Der Boden sollte tiefgründig und nährstoffreich sein, um eine gute Wurzelbildung zu fördern.
Die beste Pflanzzeit liegt zwischen März und Mai oder von September bis Ende November, sofern der Boden nicht gefroren ist.
Achte beim Pflanzen darauf, das Pflanzloch doppelt so groß wie den Wurzelballen auszuheben.
In den ersten Standjahren solltest du bei sommerlichen Hitzeperioden regelmäßig wässern.

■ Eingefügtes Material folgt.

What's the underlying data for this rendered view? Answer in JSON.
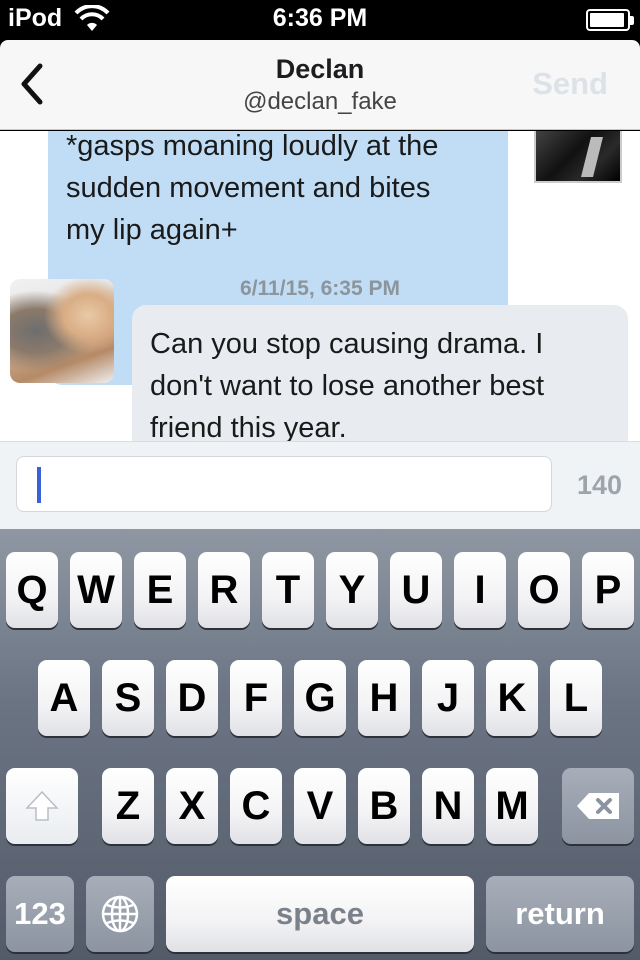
{
  "status_bar": {
    "carrier": "iPod",
    "time": "6:36 PM"
  },
  "nav": {
    "title": "Declan",
    "subtitle": "@declan_fake",
    "send_label": "Send"
  },
  "messages": {
    "outgoing": {
      "lines": [
        "*gasps moaning loudly at the",
        "sudden movement and bites",
        "my lip again+"
      ]
    },
    "timestamp": "6/11/15, 6:35 PM",
    "incoming": {
      "lines": [
        "Can you stop causing drama. I",
        "don't want to lose another best",
        "friend this year."
      ]
    }
  },
  "compose": {
    "value": "",
    "char_count": "140"
  },
  "keyboard": {
    "row1": [
      "Q",
      "W",
      "E",
      "R",
      "T",
      "Y",
      "U",
      "I",
      "O",
      "P"
    ],
    "row2": [
      "A",
      "S",
      "D",
      "F",
      "G",
      "H",
      "J",
      "K",
      "L"
    ],
    "row3": [
      "Z",
      "X",
      "C",
      "V",
      "B",
      "N",
      "M"
    ],
    "numbers_label": "123",
    "space_label": "space",
    "return_label": "return"
  },
  "colors": {
    "outgoing_bubble": "#c0ddf5",
    "incoming_bubble": "#e8ecf0",
    "caret": "#3a62d8"
  }
}
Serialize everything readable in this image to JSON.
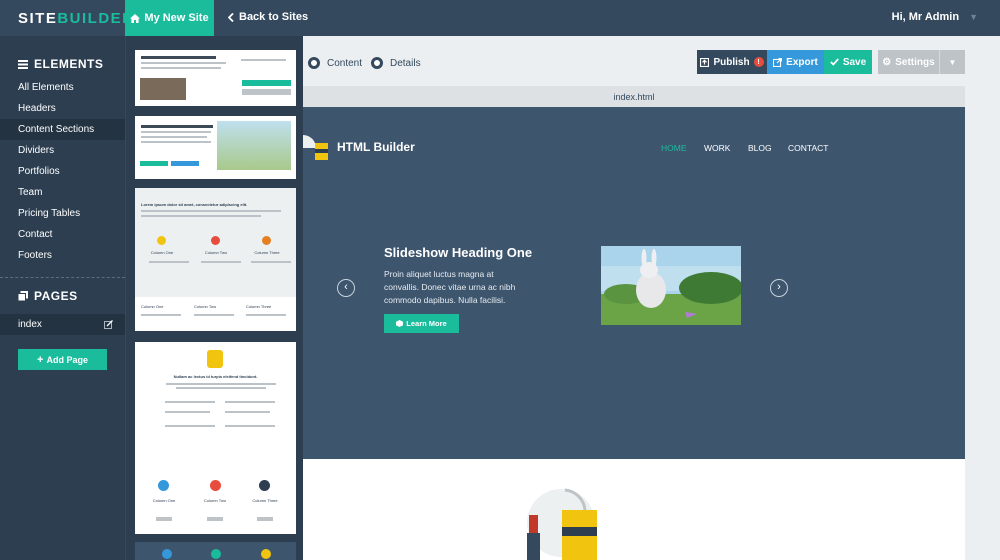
{
  "app": {
    "logo_primary": "SITE",
    "logo_secondary": "BUILDER",
    "site_tab": "My New Site",
    "back_link": "Back to Sites",
    "user": "Hi, Mr Admin"
  },
  "sidebar": {
    "elements_heading": "ELEMENTS",
    "items": [
      {
        "label": "All Elements"
      },
      {
        "label": "Headers"
      },
      {
        "label": "Content Sections"
      },
      {
        "label": "Dividers"
      },
      {
        "label": "Portfolios"
      },
      {
        "label": "Team"
      },
      {
        "label": "Pricing Tables"
      },
      {
        "label": "Contact"
      },
      {
        "label": "Footers"
      }
    ],
    "active_item": "Content Sections",
    "pages_heading": "PAGES",
    "page_name": "index",
    "add_page": "Add Page"
  },
  "toolbar": {
    "view_content": "Content",
    "view_details": "Details",
    "publish": "Publish",
    "publish_badge": "!",
    "export": "Export",
    "save": "Save",
    "settings": "Settings"
  },
  "thumbnails": {
    "t3_title": "Lorem ipsum dolor sit amet, consectetur adipiscing elit.",
    "t3_col1": "Column One",
    "t3_col2": "Column Two",
    "t3_col3": "Column Three",
    "t4_col1": "Column One",
    "t4_col2": "Column Two",
    "t4_col3": "Column Three",
    "t5_title": "Nullam ac lectus id turpis eleifend tincidunt.",
    "t6_col1": "Column One",
    "t6_col2": "Column Two",
    "t6_col3": "Column Three"
  },
  "canvas": {
    "filename": "index.html",
    "brand": "HTML Builder",
    "nav": [
      "HOME",
      "WORK",
      "BLOG",
      "CONTACT"
    ],
    "slide_title": "Slideshow Heading One",
    "slide_text": "Proin aliquet luctus magna at convallis. Donec vitae urna ac nibh commodo dapibus. Nulla facilisi.",
    "learn_more": "Learn More"
  },
  "colors": {
    "accent": "#1abc9c",
    "dark": "#2c3e50",
    "topbar": "#34495e",
    "blue": "#3498db",
    "hero": "#3e556e"
  }
}
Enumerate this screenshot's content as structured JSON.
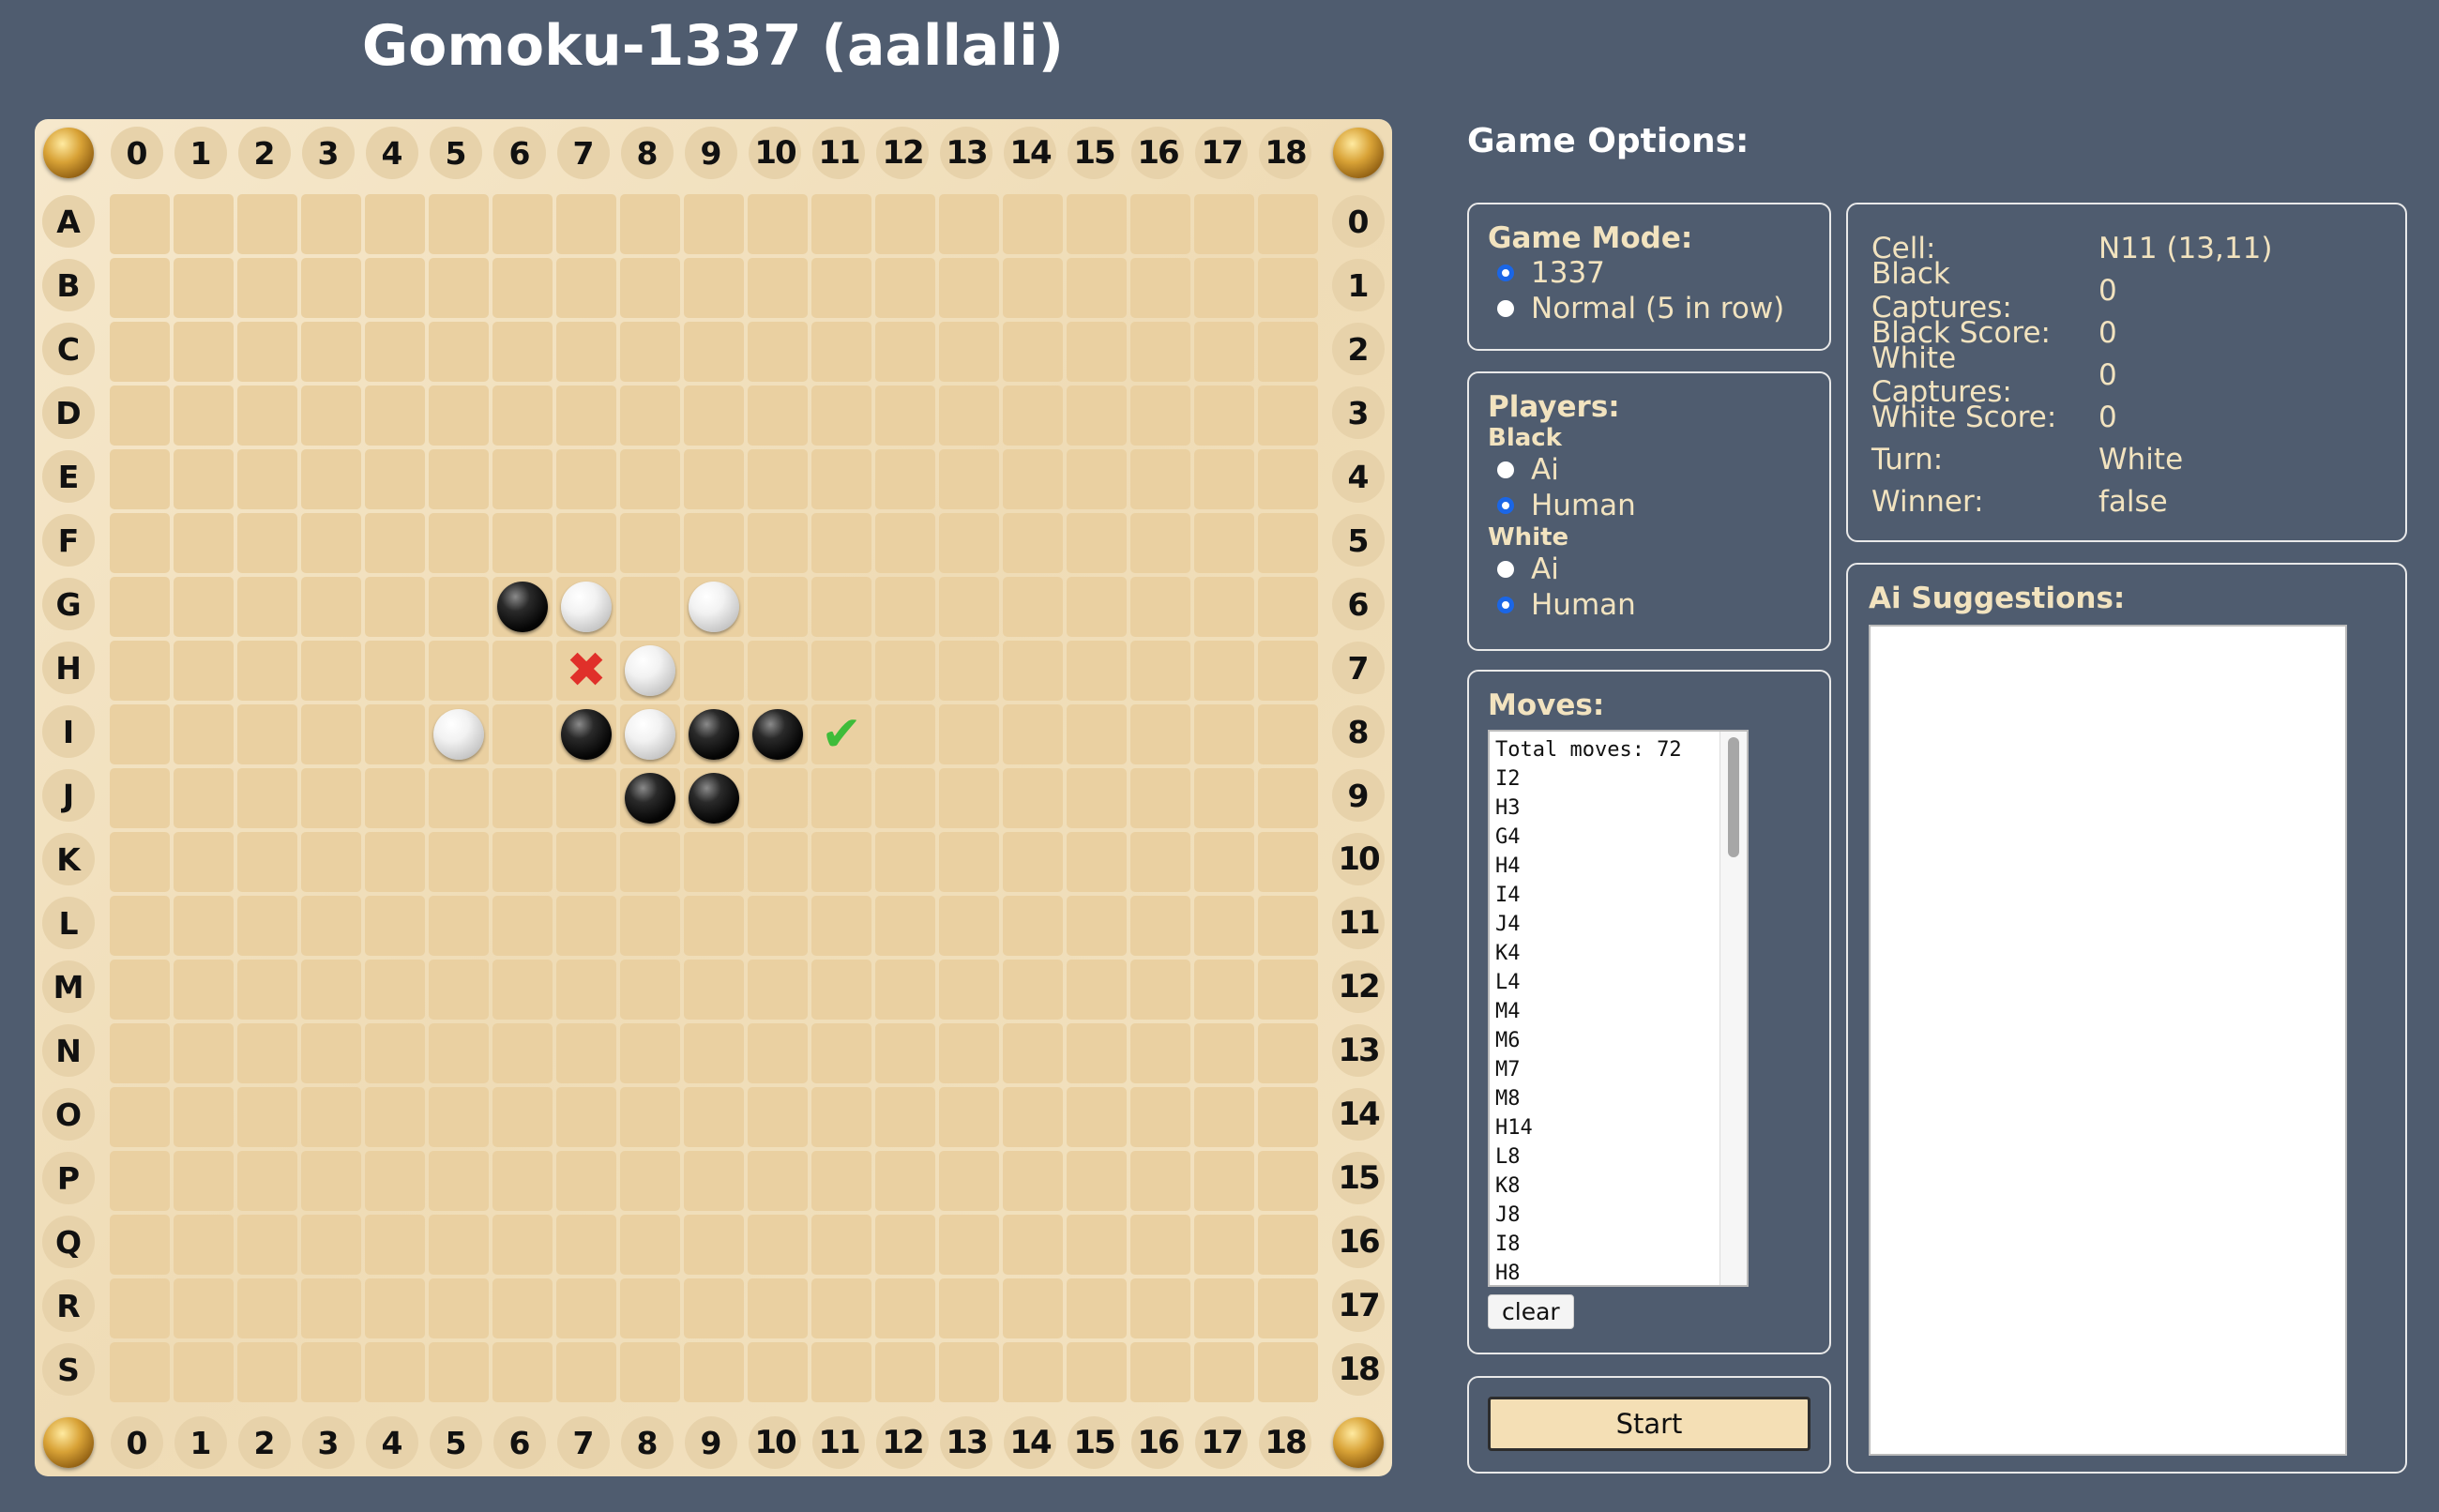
{
  "app": {
    "title": "Gomoku-1337 (aallali)"
  },
  "board": {
    "column_labels": [
      "0",
      "1",
      "2",
      "3",
      "4",
      "5",
      "6",
      "7",
      "8",
      "9",
      "10",
      "11",
      "12",
      "13",
      "14",
      "15",
      "16",
      "17",
      "18"
    ],
    "row_letters": [
      "A",
      "B",
      "C",
      "D",
      "E",
      "F",
      "G",
      "H",
      "I",
      "J",
      "K",
      "L",
      "M",
      "N",
      "O",
      "P",
      "Q",
      "R",
      "S"
    ],
    "row_numbers": [
      "0",
      "1",
      "2",
      "3",
      "4",
      "5",
      "6",
      "7",
      "8",
      "9",
      "10",
      "11",
      "12",
      "13",
      "14",
      "15",
      "16",
      "17",
      "18"
    ],
    "stones": [
      {
        "row": 6,
        "col": 6,
        "color": "black"
      },
      {
        "row": 6,
        "col": 7,
        "color": "white"
      },
      {
        "row": 6,
        "col": 9,
        "color": "white"
      },
      {
        "row": 7,
        "col": 8,
        "color": "white"
      },
      {
        "row": 8,
        "col": 5,
        "color": "white"
      },
      {
        "row": 8,
        "col": 7,
        "color": "black"
      },
      {
        "row": 8,
        "col": 8,
        "color": "white"
      },
      {
        "row": 8,
        "col": 9,
        "color": "black"
      },
      {
        "row": 8,
        "col": 10,
        "color": "black"
      },
      {
        "row": 9,
        "col": 8,
        "color": "black"
      },
      {
        "row": 9,
        "col": 9,
        "color": "black"
      }
    ],
    "markers": [
      {
        "row": 7,
        "col": 7,
        "type": "forbidden",
        "icon": "cross-icon",
        "glyph": "✖"
      },
      {
        "row": 8,
        "col": 11,
        "type": "suggested",
        "icon": "check-icon",
        "glyph": "✔"
      }
    ]
  },
  "options": {
    "title": "Game Options:",
    "game_mode": {
      "title": "Game Mode:",
      "options": [
        {
          "label": "1337",
          "selected": true
        },
        {
          "label": "Normal (5 in row)",
          "selected": false
        }
      ]
    },
    "players": {
      "title": "Players:",
      "black": {
        "label": "Black",
        "options": [
          {
            "label": "Ai",
            "selected": false
          },
          {
            "label": "Human",
            "selected": true
          }
        ]
      },
      "white": {
        "label": "White",
        "options": [
          {
            "label": "Ai",
            "selected": false
          },
          {
            "label": "Human",
            "selected": true
          }
        ]
      }
    },
    "moves": {
      "title": "Moves:",
      "lines": [
        "Total moves: 72",
        "I2",
        "H3",
        "G4",
        "H4",
        "I4",
        "J4",
        "K4",
        "L4",
        "M4",
        "M6",
        "M7",
        "M8",
        "H14",
        "L8",
        "K8",
        "J8",
        "I8",
        "H8"
      ],
      "clear_label": "clear"
    },
    "start_label": "Start"
  },
  "info": {
    "cell_label": "Cell:",
    "cell_value": "N11 (13,11)",
    "black_captures_label": "Black Captures:",
    "black_captures_value": "0",
    "black_score_label": "Black Score:",
    "black_score_value": "0",
    "white_captures_label": "White Captures:",
    "white_captures_value": "0",
    "white_score_label": "White Score:",
    "white_score_value": "0",
    "turn_label": "Turn:",
    "turn_value": "White",
    "winner_label": "Winner:",
    "winner_value": "false"
  },
  "ai_suggestions": {
    "title": "Ai Suggestions:",
    "text": ""
  },
  "colors": {
    "background": "#4f5c6f",
    "panel_text": "#f2e3bf",
    "board": "#efdcb6",
    "cell": "#ead0a1",
    "radio_accent": "#1b66e6",
    "forbidden_mark": "#e0302a",
    "suggest_mark": "#3ebc3a"
  }
}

Ein Rückschnitt ist nicht zwingend erforderlich, kann aber im Spätwinter zur Formgebung erfolgen.
Die Vermehrung kann über Steckhölzer im späten Herbst versucht werden.
Da die Pflanze nicht als kindersicher eingestuft wird, empfiehlt sich ein Standort abseits von Spielflächen.
Eine Mulchschicht aus organischem Material hilft dabei, die Bodenfeuchtigkeit gleichmäßig zu halten.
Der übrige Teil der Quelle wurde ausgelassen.